Thousands of people were forcibly evicted by the Myanmar authorities in the 1990s, in violation of international law, to make way for investment by Canadian company Ivanhoe Mines (now Turquoise Hill Resources); the company knew their investment would lead to the evictions, yet did nothing. It profited from more than a decade of copper mining, carried out in partnership with Myanmar’s military government, without attempting to address the thousands left destitute. “Turquoise Hill is responsible for compensating people for environmental damage and forced evictions linked to its joint venture and should put aside funds for such compensation and engage with the government of Myanmar to ensure that compensation is paid” said Fiona Koza.
The controversial Monywa Project
Since its inception, and throughout various changes in ownership, the Monywa project – which includes the notorious Letpadaung mine – has been characterised by serious human rights abuses and a lack of transparency.
In February 2015, Amnesty International released a ground-breaking report exposing how companies linked to the Monywa project have profited from serious human rights violations and illegal activity committed by the Myanmar authorities, including large-scale forced evictions.
The report also documents how community protests about the Letpadaung mine have, on multiple occasions, been met with excessive use of force by the police. In November 2012, security forces used white phosphorous, a highly toxic explosive substance, in a deliberate attack on villagers and monks who were protesting about the mine.

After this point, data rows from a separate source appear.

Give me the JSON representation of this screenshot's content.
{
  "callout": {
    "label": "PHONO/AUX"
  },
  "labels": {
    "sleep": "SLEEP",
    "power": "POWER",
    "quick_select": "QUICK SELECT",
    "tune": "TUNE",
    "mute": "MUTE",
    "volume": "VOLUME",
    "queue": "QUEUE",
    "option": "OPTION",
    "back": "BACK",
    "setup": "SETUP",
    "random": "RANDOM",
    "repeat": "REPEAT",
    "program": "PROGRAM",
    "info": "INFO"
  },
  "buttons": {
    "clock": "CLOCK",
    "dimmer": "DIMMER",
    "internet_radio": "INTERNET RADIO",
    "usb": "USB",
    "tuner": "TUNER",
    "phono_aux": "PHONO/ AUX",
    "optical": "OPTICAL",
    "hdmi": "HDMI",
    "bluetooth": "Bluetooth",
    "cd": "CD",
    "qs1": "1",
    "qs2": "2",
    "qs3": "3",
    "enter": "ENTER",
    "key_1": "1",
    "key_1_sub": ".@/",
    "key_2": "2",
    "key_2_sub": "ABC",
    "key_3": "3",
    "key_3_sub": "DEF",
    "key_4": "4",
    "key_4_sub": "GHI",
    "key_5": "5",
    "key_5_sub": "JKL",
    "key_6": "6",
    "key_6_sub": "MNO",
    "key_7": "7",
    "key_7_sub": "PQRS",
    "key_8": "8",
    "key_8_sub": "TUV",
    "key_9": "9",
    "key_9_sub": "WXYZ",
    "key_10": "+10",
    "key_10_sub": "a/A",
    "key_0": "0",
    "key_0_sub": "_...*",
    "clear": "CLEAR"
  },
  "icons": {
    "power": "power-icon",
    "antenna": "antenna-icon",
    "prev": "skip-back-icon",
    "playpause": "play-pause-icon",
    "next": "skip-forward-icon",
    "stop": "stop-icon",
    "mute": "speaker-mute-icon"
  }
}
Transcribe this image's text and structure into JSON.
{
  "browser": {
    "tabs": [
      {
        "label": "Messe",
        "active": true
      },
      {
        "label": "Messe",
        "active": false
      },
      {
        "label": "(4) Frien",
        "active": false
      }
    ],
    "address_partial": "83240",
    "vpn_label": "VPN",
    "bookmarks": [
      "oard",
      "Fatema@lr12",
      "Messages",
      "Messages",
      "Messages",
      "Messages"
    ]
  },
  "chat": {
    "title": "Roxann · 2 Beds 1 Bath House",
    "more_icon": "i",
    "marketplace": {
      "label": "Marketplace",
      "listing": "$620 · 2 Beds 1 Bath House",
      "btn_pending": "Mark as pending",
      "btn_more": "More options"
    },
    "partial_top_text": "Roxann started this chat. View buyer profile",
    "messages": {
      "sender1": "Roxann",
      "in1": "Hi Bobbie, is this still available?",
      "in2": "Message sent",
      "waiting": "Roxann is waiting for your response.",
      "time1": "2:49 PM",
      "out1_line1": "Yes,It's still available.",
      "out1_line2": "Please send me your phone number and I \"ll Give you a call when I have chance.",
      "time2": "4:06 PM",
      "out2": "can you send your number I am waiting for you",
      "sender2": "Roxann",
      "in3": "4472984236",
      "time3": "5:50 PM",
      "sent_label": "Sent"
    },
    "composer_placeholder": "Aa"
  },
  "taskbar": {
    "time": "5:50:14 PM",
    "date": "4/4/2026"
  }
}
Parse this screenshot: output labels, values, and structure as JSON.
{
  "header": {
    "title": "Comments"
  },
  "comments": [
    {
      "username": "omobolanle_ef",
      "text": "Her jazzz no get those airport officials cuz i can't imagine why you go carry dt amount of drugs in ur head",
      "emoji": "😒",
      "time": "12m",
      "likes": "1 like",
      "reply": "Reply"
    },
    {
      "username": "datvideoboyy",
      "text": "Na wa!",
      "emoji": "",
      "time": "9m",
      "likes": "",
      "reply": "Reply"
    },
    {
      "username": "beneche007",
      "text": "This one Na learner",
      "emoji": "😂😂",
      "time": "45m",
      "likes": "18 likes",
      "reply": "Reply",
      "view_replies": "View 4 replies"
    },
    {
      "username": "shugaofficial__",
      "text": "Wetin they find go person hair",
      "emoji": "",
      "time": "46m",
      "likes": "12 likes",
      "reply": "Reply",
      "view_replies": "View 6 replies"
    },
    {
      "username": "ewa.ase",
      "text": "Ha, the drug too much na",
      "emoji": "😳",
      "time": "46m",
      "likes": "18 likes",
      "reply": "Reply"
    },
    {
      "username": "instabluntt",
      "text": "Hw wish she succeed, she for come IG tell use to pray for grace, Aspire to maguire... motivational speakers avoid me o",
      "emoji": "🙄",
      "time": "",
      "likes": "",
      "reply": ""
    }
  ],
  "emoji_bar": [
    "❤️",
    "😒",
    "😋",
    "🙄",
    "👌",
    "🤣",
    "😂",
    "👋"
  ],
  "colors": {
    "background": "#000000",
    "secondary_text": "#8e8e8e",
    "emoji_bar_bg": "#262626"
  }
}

The Monywa project was taken over by UMEHL and Chinese company Wanbao Mining in 2010-2011. In August 2011, Ivanhoe Mines announced that the Trust had sold its stake in the project. But, it has never disclosed who the Trust sold the project to.
Ivanhoe Mines used secrecy provisions in the British Virgin Islands to keep details of the Trust and the subsequent sale of the stake in the Monywa project secret. Rio Tinto, as current majority shareholder of Ivanhoe Mines (now Turquoise Hill Resources), has also never responded to calls to make this information public.
On 5 May 2015, Amnesty International issued an Urgent Action because thousands of people are at risk of being forcibly evicted from their homes and farms to make way for the Letpadaung copper mine. Amnesty is calling on the mine’s operator, Myanmar Wanbao to halt any plans to take over the remaining land for the Letpadaung mine and carry out a genuine consultation with all affected persons on the evictions, resettlement conditions and compensation; to ensure that conditions in resettlement villages comply with international standards on adequacy of housing and that people who have been forcibly evicted from their homes and farm lands receive adequate reparation; and to comply with its commitment in its Environmental and Social Impact Assessment that it will only use the police to protect its operations when the police guarantee that they will comply with international standards and guidelines on use of force.